Pourvu que ce soit une fille (Speriamo che sia femmina) de Mario Monicelli - 1986
Un Monicelli étonnamment calme et mesuré, un Monicelli qui range son venin pour cette fois-ci, un Monicelli qu'on est en droit de trouver moins percutant qu'à une époque, mais un Monicelli qui n'a pourtant rien perdu de son acuité sociale, de son talent pour décrire par la bande les bonnes vieilles tares ou les bons vieux atavismes dans la société italienne de son temps. C'est au patriarcat qu'il s'en prend cette fois-ci, cette tendance qui est quasiment un art de vivre chez nos voisins outre-alpins : gentiment, par la chronique familiale, il démonte les codes du masculinisme, et dessine tranquillement une communauté de femmes qui vont se rebeller, presque sans s'en rendre compte, et former un groupe presque révolutionnaire. Monicelli se méfie des dogmes et des poings brandis, et préfère traiter son thème dans la douce-amère atmosphère d'une famille un peu tchekhovienne, dans une propriété qui commence à partir en lambeaux tout comme la vieille société bourgeoise qu'elle représente.
Au départ, tout ça a des allures de basse-cour dominée par son coq : un groupe de femmes vit dans une grande ferme toscane. Il y a la maîtresse de maison, Elena (Liv Ullmann), ses filles, sa nièce, la bonne, la sœur éloignée (Catherine Deneuve). Toutes vivent dans la souvenir de Leonardo (Philippe Noiret), ex-mari d'Elena, parti ailleurs faire des affaires. Mais voilà qu'il revient subitement pour monter une fumeuse affaire de bains, pour laquelle il aurait besoin qu'Elena lui file du fric. La présence de cet homme chez ce groupe de femmes qui s'en est déshabitué bouleverse toute la communauté, surtout que, imperceptiblement, il exerce une vraie domination sur elles, avec son caractère flambeur et ses attentions faciles (malgré sa faconde, on voit bien qu'il ne tient pas beaucoup à son ex-épouse et à ses filles). Sa mort subite, au premier tiers du film, va encore plus les bouleverser, et va en quelque sorte les réveiller : oui, il est possible de vivre sans homme, de recréer une sorte de paradis loin d'eux. Cette nouvelle famille, un peu de bric et de broc, va découvrir les vertus de vivre sans le regard des hommes, et s'en trouver fort bien.

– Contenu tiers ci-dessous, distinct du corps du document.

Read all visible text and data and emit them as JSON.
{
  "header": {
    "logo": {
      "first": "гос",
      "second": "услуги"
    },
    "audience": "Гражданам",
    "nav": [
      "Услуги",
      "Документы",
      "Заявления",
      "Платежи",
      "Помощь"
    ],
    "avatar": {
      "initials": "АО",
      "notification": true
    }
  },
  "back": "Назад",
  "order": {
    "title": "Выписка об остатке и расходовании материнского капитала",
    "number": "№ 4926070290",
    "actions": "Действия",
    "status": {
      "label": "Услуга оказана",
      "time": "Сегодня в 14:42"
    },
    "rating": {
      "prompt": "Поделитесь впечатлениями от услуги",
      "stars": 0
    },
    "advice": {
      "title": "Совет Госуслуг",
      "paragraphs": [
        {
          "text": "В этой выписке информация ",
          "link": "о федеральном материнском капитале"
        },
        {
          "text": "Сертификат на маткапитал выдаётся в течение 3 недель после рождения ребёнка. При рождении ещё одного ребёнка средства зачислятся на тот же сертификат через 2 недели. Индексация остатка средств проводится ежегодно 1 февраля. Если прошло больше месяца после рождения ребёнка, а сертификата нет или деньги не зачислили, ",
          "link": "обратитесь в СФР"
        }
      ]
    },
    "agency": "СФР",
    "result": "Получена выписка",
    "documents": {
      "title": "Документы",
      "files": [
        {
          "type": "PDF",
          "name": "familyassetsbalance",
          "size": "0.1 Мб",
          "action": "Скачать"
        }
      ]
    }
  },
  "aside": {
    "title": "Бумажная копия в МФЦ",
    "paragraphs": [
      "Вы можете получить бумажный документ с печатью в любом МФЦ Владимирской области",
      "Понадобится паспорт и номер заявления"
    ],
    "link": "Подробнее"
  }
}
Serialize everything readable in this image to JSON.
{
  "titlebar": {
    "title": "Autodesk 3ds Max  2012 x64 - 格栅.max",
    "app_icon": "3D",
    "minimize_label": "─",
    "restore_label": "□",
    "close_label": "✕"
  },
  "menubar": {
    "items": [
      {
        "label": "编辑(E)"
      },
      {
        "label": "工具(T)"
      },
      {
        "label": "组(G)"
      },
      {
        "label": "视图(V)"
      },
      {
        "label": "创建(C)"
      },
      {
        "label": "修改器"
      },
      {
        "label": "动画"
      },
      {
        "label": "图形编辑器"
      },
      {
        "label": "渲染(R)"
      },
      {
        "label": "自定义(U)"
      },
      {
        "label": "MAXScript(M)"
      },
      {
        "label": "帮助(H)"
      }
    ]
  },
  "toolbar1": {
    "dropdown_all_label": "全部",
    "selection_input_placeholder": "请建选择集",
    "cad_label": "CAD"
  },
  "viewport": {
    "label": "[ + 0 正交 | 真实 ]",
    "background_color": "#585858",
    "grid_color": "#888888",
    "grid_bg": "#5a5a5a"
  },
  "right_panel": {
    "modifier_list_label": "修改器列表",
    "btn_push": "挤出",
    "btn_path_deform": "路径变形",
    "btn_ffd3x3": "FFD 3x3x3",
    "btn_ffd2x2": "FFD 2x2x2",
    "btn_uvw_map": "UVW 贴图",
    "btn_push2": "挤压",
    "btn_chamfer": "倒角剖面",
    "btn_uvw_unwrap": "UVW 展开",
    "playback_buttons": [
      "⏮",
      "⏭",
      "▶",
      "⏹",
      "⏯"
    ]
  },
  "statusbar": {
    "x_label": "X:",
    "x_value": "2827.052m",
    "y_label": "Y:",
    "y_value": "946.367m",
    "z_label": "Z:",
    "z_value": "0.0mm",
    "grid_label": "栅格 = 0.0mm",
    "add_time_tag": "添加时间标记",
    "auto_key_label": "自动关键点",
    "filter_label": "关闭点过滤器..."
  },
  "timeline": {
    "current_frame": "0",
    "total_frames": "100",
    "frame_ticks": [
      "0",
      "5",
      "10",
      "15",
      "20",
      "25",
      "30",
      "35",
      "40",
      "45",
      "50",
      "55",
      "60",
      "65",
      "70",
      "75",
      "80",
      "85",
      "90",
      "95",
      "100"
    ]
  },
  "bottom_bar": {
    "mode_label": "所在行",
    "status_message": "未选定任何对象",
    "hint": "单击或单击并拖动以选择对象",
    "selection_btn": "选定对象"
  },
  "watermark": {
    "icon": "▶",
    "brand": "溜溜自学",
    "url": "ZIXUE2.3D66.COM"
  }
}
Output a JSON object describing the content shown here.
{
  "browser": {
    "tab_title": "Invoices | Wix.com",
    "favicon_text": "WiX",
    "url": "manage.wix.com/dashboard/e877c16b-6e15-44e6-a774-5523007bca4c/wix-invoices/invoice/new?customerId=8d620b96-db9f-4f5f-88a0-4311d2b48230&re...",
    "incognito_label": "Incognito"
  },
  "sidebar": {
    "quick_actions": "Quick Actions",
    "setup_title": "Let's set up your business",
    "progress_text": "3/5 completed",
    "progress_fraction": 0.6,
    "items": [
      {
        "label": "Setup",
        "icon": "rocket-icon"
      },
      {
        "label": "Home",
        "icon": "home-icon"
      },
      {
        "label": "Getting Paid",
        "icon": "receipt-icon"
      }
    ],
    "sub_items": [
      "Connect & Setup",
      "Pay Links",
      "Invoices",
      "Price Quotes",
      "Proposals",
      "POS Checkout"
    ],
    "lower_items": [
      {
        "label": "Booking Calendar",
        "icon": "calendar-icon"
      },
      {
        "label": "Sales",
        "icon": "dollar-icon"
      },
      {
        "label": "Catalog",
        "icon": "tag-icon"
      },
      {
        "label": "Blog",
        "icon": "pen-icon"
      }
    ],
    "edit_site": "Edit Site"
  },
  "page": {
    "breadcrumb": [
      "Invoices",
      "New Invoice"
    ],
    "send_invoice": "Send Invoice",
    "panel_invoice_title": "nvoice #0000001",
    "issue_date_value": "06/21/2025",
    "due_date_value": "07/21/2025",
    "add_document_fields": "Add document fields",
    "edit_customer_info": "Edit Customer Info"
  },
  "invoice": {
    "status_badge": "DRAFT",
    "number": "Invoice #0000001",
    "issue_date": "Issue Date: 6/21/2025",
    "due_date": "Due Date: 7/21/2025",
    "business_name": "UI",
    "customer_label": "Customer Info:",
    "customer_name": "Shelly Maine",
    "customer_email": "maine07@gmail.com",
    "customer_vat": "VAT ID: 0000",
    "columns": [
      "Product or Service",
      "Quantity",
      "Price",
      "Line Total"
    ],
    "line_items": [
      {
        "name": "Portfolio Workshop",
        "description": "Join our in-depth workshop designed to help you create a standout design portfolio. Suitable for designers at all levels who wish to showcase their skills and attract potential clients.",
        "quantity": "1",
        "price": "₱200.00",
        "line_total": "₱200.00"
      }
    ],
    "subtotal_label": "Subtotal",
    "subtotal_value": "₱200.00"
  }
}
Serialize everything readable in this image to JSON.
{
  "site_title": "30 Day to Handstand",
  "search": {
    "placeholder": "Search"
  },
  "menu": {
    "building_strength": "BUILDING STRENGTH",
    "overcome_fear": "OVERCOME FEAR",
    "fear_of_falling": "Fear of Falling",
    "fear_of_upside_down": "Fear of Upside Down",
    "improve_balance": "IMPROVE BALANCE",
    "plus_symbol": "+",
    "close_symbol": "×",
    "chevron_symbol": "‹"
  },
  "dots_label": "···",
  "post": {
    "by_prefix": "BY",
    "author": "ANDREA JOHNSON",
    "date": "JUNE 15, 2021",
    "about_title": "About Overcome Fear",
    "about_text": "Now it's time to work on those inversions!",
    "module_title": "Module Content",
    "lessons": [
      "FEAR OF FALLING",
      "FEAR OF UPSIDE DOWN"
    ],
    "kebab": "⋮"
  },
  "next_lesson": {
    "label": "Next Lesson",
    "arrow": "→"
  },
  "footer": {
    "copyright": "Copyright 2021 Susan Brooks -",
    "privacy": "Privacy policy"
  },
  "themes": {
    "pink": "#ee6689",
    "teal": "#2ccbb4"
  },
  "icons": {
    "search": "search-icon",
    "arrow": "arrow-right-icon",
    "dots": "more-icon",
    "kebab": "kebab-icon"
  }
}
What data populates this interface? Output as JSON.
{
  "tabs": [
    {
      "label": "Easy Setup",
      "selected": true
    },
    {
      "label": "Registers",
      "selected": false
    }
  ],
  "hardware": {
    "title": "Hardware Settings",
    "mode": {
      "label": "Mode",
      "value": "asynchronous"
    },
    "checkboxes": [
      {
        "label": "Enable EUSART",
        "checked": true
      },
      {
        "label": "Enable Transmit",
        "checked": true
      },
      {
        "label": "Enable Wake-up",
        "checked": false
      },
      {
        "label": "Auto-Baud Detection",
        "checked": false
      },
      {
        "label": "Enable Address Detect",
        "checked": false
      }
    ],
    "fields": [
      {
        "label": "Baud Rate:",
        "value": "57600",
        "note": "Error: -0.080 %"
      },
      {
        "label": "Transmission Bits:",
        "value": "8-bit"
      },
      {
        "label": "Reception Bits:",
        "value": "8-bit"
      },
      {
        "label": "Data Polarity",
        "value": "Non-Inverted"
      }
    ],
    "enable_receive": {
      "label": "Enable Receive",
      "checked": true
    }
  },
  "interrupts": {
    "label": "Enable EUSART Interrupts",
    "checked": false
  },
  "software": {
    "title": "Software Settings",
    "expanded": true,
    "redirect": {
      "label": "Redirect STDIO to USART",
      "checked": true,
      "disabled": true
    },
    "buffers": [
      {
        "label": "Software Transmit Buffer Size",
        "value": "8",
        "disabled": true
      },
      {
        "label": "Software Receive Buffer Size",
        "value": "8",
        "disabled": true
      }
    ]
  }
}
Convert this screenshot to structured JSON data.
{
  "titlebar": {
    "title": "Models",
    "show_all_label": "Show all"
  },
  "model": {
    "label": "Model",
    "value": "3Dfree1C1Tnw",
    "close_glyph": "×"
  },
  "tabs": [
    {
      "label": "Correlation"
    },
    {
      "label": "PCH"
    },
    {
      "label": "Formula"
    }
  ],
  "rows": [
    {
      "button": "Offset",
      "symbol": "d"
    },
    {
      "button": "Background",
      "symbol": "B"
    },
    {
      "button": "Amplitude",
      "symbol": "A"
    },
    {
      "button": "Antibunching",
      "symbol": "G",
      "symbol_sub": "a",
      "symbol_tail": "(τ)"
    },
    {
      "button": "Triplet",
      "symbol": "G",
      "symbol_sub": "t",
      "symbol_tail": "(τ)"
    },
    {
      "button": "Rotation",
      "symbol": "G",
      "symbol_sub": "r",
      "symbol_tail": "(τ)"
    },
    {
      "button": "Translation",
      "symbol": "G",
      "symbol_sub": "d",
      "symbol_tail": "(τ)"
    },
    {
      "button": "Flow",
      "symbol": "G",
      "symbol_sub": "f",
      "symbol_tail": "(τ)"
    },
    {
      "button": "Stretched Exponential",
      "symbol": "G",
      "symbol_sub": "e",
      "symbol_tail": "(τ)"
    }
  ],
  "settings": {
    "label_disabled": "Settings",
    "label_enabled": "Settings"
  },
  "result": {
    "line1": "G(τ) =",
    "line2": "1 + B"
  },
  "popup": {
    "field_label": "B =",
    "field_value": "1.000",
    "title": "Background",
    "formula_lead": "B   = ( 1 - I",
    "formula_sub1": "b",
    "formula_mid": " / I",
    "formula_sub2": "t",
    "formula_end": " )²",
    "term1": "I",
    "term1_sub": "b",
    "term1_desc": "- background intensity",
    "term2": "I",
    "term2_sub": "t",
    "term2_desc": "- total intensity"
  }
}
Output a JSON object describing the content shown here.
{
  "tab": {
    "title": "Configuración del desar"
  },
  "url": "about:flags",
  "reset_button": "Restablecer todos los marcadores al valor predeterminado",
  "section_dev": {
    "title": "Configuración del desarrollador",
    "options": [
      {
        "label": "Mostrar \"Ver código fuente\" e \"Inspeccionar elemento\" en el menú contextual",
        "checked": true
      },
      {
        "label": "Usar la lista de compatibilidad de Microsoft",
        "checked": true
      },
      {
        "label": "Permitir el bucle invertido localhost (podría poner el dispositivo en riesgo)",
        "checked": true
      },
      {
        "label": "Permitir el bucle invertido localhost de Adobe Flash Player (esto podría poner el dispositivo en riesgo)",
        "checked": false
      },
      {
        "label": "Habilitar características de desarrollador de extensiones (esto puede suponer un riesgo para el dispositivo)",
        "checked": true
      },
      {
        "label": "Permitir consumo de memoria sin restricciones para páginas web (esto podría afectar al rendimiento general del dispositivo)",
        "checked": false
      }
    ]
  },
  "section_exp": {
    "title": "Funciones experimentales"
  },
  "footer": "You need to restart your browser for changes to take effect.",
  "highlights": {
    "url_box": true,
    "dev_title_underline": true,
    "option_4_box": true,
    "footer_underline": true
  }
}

Ce discours est asséné sans aucun dogmatisme par Monicelli. Il se contente de mettre bout à bout des situations gentiment rigolotes ou dramatiques, de regarder sa bande d’acteurs travailler, et de constater vers quoi le film, innocemment, se dirige. On ne programmera pas ce film dans un "Dossiers de l’Écran" spécial #MeToo, car si féminisme il y a, il apparaît presque par hasard dans ce film qui s’intéresse plus à la communauté, au temps qui passe, aux rapports humains qu'aux revendications politiques. Alors, oui, le film n'est pas dénué de défauts : trop long, pas très bien construit, synchronisé au plus rapide, assez moche dans sa photo qui se voudrait pourtant bellement lumineuse. Mais pour ces défauts, il y a pas mal de jolies qualités : les personnages notamment, tous touchants, ayant tous leur truc à défendre (la préférence pour Bernard Blier en aïeul gâteux, absolument génial) ; et les dialogues aussi, fins, discrètement insolents. Pas du très grand Monicelli, non, mais un film touchant.